Is there anything wrong with these two steps?

mks0601 commented 1 month ago

your world2cam is wrong. cam_coord = np.dot(R, world_coord) + T is the right one.

YHaooo-4508 commented 1 month ago

your world2cam is wrong. cam_coord = np.dot(R, world_coord) + T is the right one.

Thank you for your correction, I did 2D visualization and it is indeed this issue. The 2D_vis_img is as follows:

image

It can be seen that the body points are relatively accurate, but the points on the face and feet are not very accurate.

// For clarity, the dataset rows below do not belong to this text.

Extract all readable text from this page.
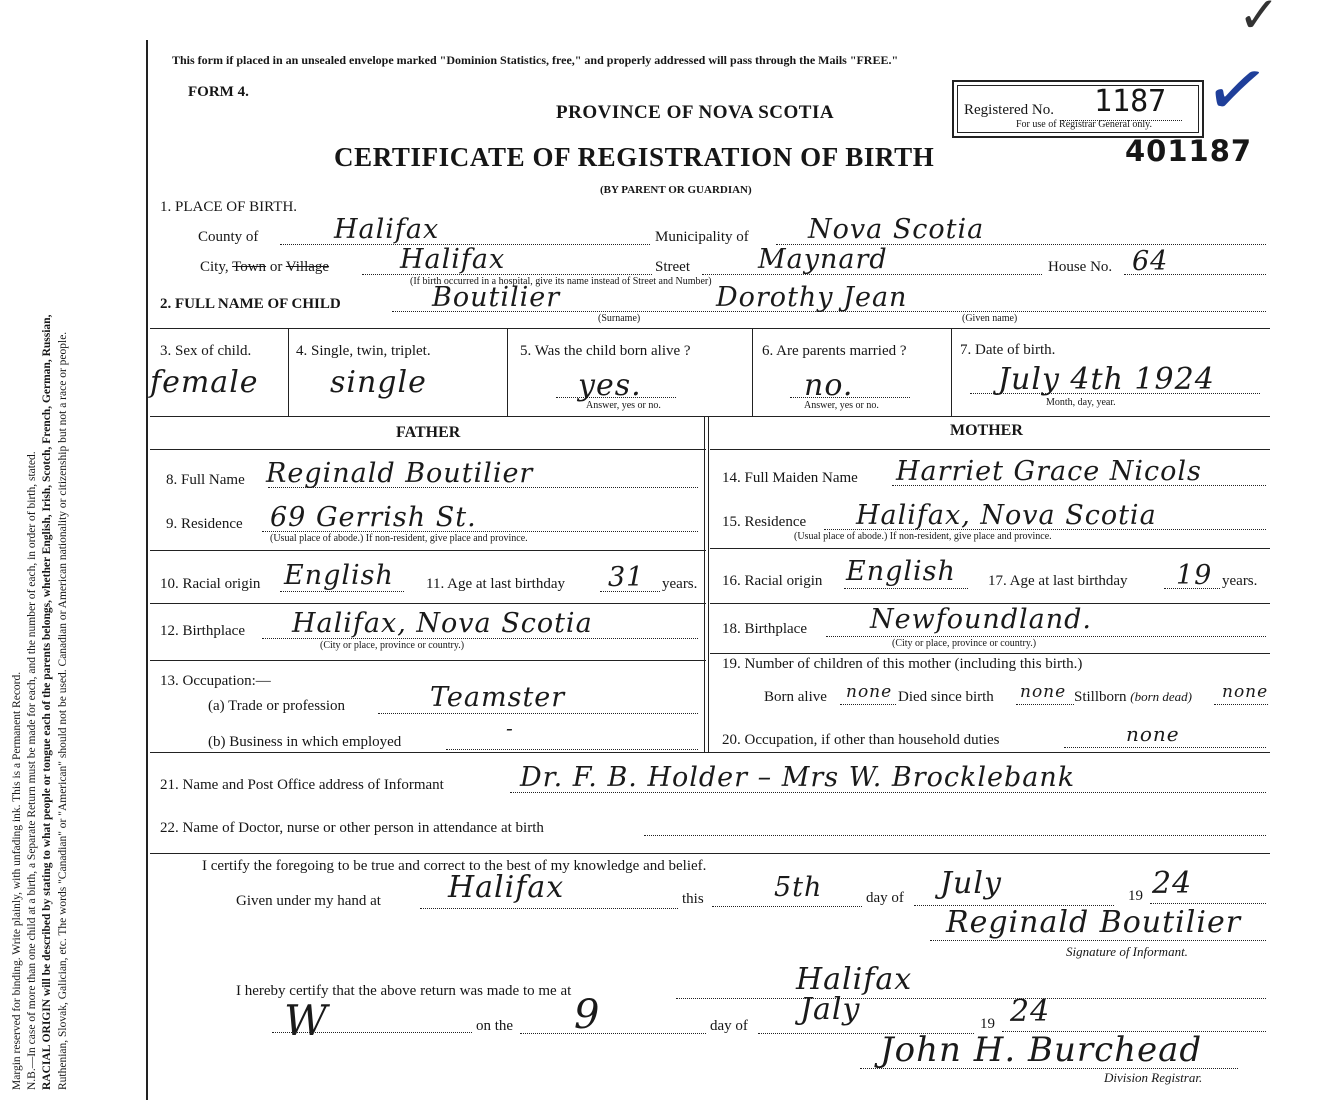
Margin reserved for binding. Write plainly, with unfading ink. This is a Permanent Record. N.B.—In case of more than one child at a birth, a Separate Return must be made for each, and the number of each, in order of birth, stated. RACIAL ORIGIN will be described by stating to what people or tongue each of the parents belongs, whether English, Irish, Scotch, French, German, Russian, Ruthenian, Slovak, Galician, etc. The words "Canadian" or "American" should not be used. Canadian or American nationality or citizenship but not a race or people.
This form if placed in an unsealed envelope marked "Dominion Statistics, free," and properly addressed will pass through the Mails "FREE."
FORM 4.
PROVINCE OF NOVA SCOTIA
CERTIFICATE OF REGISTRATION OF BIRTH
(BY PARENT OR GUARDIAN)
Registered No. 1187
For use of Registrar General only.
401187
✓
✓
1. PLACE OF BIRTH.
County of	Halifax	Municipality of Nova Scotia
City, Town or Village	Halifax	Street	Maynard	House No. 64
(If birth occurred in a hospital, give its name instead of Street and Number)
2. FULL NAME OF CHILD	Boutilier	Dorothy Jean
(Surname)	(Given name)
3. Sex of child.
female
4. Single, twin, triplet.
single
5. Was the child born alive ?
yes.
Answer, yes or no.
6. Are parents married ?
no.
Answer, yes or no.
7. Date of birth.
July 4th 1924
Month, day, year.
FATHER	MOTHER
8. Full Name Reginald Boutilier
9. Residence 69 Gerrish St.
(Usual place of abode.) If non-resident, give place and province.
10. Racial origin English 11. Age at last birthday 31 years.
12. Birthplace Halifax, Nova Scotia
(City or place, province or country.)
13. Occupation:—
(a) Trade or profession	Teamster
(b) Business in which employed
-
14. Full Maiden Name Harriet Grace Nicols
15. Residence Halifax, Nova Scotia
(Usual place of abode.) If non-resident, give place and province.
16. Racial origin English 17. Age at last birthday 19 years.
18. Birthplace Newfoundland.
(City or place, province or country.)
19. Number of children of this mother (including this birth.)
Born alive none Died since birth none Stillborn (born dead) none
20. Occupation, if other than household duties	none
21. Name and Post Office address of Informant	Dr. F. B. Holder – Mrs W. Brocklebank
22. Name of Doctor, nurse or other person in attendance at birth
I certify the foregoing to be true and correct to the best of my knowledge and belief.
Given under my hand at Halifax	this	5th	day of July	19 24
Reginald Boutilier
Signature of Informant.
I hereby certify that the above return was made to me at	Halifax
W	on the 9	day of Jaly	19 24
John H. Burchead
Division Registrar.
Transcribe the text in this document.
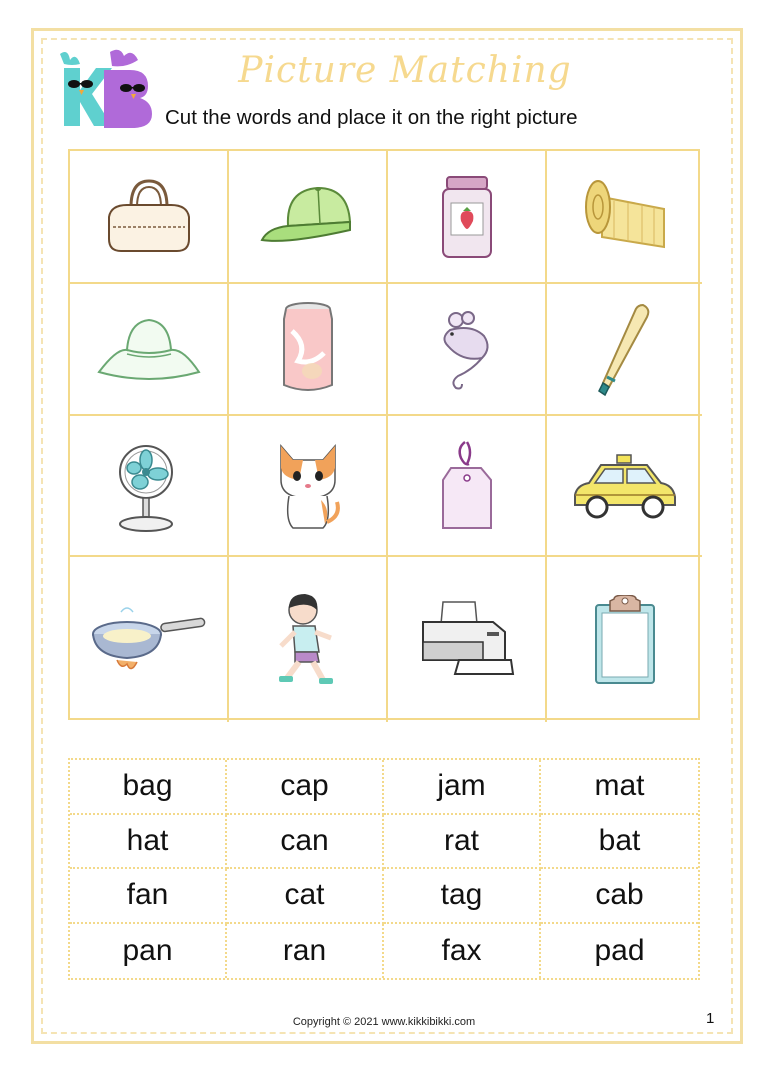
Picture Matching
Cut the words and place it on the right picture
bag	cap	jam	mat
hat	can	rat	bat
fan	cat	tag	cab
pan	ran	fax	pad
Copyright © 2021 www.kikkibikki.com	1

Can using SMPLX make the points on the face and feet more precise?

mks0601 commented 1 month ago

I don't think so. SMPL/SMPL-X fitting of Human3.6M is done by fitting respective models to 3D keypoints of Human3.6M, where the 3D keypoints of Human3.6M are from markers attached to the subjects. The markers sparsely provide body keypoints without feet and face.

YHaooo-4508 commented 1 month ago

Thank you for your patient answer, it has been of great help to me!